Crédit photo Ph Léon 2004
Elyse, souffle coupé, entend les gargouillis de son estomac résonner dans la salle de réunion. Un court instant, son regard parcourt la table ovale : visages allongés, arrondis, joufflus, blêmes, rougeâtres, violacés, dos voûtés, calés dans les fauteuils. Bref, une mosaïque digne d’un Miro. Et que dire de ces jeux de pieds qui se trémoussent sous la table. De ces jambes qui se croisent et se décroisent selon la tonalité de l’orateur. De ces avant-bras posés en signe de croix sur des poitrines aux formes arrondies, duveteuses ou aux torses bombés.

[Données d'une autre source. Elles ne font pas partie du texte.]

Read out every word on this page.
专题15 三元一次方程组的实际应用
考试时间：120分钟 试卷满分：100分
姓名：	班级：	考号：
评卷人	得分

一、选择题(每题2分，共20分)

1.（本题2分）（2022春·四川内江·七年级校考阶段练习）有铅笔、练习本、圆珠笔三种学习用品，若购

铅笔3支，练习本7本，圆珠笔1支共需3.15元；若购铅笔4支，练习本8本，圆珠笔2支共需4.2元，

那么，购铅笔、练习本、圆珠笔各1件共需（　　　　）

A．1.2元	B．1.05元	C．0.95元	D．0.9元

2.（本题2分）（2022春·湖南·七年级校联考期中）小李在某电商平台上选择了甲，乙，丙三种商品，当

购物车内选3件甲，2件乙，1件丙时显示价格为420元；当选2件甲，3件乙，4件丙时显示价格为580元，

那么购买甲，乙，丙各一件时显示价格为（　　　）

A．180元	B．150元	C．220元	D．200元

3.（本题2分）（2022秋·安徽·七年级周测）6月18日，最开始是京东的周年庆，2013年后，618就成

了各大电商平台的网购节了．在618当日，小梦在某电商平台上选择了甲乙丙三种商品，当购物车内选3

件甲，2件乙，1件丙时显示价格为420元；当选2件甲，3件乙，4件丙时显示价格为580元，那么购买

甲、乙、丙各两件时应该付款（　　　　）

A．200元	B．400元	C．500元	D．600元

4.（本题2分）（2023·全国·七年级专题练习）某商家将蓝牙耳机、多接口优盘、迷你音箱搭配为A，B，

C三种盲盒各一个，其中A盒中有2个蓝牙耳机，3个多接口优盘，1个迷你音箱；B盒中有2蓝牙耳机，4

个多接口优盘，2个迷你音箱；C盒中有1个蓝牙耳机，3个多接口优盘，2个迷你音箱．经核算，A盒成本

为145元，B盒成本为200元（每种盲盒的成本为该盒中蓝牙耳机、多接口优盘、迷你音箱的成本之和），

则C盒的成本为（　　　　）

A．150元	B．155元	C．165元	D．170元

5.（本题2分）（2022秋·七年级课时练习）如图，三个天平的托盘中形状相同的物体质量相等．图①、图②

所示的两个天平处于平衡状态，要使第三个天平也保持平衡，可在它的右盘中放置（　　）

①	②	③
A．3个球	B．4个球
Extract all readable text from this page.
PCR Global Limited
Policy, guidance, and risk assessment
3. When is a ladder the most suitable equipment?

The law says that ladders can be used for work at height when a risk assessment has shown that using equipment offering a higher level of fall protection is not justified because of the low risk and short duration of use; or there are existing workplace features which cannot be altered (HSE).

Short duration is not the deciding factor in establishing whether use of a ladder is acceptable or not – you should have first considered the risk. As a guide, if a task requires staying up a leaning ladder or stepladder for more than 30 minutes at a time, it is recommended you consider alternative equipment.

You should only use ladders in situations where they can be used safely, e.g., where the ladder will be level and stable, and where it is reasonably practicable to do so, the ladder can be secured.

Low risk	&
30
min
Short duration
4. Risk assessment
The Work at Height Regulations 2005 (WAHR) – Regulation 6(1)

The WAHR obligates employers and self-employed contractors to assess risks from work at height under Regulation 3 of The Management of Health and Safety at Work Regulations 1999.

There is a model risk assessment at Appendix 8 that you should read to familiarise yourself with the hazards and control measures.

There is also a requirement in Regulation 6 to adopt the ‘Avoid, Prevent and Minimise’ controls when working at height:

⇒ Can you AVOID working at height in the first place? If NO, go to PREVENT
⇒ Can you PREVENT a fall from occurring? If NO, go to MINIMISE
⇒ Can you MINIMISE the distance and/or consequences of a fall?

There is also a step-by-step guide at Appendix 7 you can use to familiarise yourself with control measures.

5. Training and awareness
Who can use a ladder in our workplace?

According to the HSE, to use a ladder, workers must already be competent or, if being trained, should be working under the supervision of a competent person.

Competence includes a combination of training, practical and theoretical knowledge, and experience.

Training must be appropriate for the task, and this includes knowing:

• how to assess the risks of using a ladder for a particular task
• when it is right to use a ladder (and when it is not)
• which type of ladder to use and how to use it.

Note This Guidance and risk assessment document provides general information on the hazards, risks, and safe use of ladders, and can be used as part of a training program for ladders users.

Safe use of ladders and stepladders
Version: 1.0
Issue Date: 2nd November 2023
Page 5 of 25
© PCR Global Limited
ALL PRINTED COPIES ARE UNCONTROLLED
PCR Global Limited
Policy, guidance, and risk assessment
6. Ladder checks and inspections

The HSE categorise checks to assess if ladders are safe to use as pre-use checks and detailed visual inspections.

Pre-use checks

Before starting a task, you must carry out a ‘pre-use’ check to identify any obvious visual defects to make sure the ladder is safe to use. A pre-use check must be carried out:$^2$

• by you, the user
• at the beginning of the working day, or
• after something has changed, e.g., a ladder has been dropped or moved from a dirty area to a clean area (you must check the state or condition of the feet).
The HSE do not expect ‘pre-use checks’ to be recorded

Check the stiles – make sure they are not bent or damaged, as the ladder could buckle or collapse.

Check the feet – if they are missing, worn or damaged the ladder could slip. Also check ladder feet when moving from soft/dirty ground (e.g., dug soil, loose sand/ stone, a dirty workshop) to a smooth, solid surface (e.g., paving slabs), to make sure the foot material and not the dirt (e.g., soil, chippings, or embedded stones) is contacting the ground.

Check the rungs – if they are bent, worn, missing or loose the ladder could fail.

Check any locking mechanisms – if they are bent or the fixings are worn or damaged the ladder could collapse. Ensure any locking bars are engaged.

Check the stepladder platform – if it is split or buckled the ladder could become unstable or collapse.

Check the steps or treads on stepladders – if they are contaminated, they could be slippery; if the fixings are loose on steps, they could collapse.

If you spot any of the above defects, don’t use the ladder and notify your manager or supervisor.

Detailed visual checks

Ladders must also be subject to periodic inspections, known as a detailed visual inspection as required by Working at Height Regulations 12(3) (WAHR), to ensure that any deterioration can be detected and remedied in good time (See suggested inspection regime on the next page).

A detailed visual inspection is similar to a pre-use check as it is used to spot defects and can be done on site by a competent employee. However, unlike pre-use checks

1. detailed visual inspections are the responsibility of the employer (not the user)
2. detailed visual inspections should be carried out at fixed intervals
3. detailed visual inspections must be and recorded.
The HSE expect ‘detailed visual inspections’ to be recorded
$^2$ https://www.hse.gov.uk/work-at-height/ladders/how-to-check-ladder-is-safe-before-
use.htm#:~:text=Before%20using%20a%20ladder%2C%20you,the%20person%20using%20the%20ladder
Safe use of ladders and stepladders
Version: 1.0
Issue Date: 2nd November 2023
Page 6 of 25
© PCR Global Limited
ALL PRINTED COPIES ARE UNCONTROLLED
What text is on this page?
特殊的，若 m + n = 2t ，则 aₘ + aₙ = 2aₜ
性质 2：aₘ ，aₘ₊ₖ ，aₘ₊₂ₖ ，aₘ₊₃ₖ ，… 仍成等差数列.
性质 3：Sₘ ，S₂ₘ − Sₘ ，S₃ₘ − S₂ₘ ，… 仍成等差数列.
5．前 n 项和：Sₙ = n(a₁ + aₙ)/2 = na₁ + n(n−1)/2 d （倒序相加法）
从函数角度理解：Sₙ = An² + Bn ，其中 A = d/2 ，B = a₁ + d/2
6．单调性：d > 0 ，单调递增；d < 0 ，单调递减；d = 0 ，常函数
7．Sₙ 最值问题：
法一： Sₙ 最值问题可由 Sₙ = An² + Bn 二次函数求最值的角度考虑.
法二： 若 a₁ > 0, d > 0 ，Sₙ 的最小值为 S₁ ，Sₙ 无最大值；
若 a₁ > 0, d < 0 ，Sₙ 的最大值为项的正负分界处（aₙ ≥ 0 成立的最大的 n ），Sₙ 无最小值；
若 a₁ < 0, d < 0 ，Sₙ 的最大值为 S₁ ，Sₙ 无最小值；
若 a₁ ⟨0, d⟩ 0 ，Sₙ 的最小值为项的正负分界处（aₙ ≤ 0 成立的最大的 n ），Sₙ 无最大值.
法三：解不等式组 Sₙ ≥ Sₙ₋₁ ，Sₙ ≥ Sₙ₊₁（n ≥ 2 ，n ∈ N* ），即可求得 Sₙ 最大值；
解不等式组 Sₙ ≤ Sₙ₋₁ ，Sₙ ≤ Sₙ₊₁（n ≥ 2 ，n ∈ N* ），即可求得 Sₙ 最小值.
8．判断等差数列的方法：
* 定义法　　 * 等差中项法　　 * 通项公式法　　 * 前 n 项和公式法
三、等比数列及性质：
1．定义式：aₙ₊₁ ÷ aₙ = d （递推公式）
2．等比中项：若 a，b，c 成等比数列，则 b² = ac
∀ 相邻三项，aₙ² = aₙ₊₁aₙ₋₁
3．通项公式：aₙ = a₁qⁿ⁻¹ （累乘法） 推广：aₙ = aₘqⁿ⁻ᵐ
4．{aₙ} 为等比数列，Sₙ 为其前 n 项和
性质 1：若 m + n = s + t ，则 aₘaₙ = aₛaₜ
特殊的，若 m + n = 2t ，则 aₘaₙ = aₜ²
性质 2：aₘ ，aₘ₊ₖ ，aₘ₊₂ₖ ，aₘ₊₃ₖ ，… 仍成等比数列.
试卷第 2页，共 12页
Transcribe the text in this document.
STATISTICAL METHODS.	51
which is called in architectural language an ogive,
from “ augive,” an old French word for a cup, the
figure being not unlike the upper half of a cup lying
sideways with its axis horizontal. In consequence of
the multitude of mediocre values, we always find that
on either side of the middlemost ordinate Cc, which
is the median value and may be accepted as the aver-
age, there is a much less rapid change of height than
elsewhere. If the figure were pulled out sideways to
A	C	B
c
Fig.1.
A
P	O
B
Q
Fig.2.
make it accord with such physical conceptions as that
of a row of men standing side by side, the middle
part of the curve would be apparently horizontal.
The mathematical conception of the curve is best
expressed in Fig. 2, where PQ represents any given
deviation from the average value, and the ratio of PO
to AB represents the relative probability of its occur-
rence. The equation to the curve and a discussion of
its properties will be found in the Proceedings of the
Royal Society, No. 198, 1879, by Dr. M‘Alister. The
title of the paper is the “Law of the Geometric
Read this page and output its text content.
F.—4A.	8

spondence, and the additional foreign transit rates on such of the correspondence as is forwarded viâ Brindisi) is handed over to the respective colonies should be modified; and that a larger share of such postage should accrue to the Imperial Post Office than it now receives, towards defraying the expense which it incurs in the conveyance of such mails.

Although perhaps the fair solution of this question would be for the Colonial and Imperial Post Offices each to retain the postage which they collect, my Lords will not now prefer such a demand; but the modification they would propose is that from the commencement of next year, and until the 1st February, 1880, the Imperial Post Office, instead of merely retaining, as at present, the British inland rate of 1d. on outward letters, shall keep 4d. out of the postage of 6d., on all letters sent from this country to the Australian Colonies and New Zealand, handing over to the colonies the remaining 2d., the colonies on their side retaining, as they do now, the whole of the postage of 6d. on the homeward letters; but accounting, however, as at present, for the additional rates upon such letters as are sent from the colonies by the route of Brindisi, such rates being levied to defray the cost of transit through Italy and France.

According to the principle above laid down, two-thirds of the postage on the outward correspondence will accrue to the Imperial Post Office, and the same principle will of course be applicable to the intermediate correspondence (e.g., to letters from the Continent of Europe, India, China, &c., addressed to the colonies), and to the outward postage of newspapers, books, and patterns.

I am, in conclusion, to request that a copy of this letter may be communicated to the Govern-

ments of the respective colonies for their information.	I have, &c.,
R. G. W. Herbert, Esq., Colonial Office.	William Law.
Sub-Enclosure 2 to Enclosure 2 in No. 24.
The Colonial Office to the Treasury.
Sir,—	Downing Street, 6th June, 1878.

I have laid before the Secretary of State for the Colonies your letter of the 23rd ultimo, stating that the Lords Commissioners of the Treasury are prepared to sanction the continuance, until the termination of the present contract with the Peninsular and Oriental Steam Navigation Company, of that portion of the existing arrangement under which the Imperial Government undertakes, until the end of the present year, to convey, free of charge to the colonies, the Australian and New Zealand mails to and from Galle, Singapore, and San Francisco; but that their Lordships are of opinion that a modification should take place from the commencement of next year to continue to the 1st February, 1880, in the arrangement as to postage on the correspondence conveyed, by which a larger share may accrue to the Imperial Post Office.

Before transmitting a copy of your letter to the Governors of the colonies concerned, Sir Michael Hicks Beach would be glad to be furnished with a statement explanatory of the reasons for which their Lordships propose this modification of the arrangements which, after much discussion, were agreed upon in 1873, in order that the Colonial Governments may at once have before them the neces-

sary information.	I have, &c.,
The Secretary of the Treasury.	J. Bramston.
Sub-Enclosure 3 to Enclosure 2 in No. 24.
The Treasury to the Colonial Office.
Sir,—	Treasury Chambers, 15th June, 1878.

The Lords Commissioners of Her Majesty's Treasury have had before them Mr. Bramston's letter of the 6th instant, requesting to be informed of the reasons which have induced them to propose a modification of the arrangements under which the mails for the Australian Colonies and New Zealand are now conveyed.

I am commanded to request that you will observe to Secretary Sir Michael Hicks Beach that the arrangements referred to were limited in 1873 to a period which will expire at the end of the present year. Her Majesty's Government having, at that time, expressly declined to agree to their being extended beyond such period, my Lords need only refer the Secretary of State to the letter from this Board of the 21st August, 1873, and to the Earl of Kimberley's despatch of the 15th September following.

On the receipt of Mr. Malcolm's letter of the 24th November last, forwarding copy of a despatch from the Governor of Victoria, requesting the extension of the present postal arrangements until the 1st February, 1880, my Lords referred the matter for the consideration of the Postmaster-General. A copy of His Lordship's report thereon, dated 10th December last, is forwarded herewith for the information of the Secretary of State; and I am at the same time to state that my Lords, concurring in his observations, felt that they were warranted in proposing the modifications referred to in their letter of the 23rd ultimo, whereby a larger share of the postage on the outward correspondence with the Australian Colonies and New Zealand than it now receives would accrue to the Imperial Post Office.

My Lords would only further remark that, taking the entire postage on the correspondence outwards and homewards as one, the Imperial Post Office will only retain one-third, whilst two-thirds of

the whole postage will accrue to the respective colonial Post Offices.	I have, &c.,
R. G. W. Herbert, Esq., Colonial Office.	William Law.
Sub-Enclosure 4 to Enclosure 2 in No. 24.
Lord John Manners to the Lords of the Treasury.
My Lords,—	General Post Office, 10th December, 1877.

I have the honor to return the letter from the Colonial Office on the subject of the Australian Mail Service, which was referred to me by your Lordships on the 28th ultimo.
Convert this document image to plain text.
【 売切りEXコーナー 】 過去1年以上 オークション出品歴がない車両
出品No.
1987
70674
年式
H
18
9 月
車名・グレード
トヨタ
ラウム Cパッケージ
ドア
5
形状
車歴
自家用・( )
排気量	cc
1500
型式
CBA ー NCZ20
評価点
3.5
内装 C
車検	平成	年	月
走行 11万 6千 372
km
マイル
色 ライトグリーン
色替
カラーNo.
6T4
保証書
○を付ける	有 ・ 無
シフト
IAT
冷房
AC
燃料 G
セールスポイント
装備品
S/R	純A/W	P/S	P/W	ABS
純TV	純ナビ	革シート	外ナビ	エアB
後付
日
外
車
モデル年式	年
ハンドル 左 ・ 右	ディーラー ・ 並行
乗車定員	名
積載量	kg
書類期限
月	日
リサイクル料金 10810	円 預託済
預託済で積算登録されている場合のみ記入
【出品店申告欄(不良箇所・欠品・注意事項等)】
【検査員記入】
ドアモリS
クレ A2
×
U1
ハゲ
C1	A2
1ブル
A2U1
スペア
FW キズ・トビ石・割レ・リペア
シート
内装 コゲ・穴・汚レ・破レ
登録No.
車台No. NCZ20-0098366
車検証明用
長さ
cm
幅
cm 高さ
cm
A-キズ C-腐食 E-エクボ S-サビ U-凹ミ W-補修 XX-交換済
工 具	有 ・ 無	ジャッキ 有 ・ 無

Soudain, une voix émerge d’un personnage en croûte de sel assis en bout de table. Vite, le chœur saute sur les mots qui rebondissent à tour de rôle pour finir en un adagio sans
moderato. Cacophonie générale, le nez pointu d’un participant picore le tableau de bord et tambourine en une cavalcade de
phrases. Aussitôt, les rouge-gorges se mettent à becqueter dans le nid douillet d’un projet perdu dans l’espace temps de la complexité des
développements. Eurêka ! Une lumière jaillit sous le crâne auréolé d’un
maître-conférencier. Il se lève, dessine quelques traits sur une page blanche et lance à la volée une flopée de farces et attrapes. Les rires fusent comme des feux d’artifice, survolent les cahiers et les ordinateurs, heurtent le plafond et retombent pour rebondir dans une seconde
lancée. Les crayons au repos, les pieds dansent, les bouches se délectent, les cheveux dodelinent. Tous
se mettent à caqueter au gré du répertoire du verbe. Les mots gras, scabreux, les œillades langoureuses décollent comme des fusées pour dévêtir le
stress qui ronge les habitants de la tour. La conclusion se perd dans la cohue. Ni passé, ni futur,
seul le présent bat le rappel.
Deux heures passent à ce rythme. Elyse décide que la séance est terminée. Dernière œillade, elle vide son gobelet de café, bredouille quelques excuses, quitte son siège, direction la sortie. Dehors, l’air frais l’apaise. Enfin, la liberté de vagabonder dans ses pensées, sans la lourdeur d’adultes en récréation, pardon, en réunion, lui ouvre l’appétit. Derrière la vitre, dans cette salle des mots perdus, des têtes oscillent, un cou se tend pour regarder à l’extérieur, quelqu’un allume. Le bocal devient lumineux dans le soir qui tombe. Les mots coulent étouffés dans la traînée lumineuse du réverbère.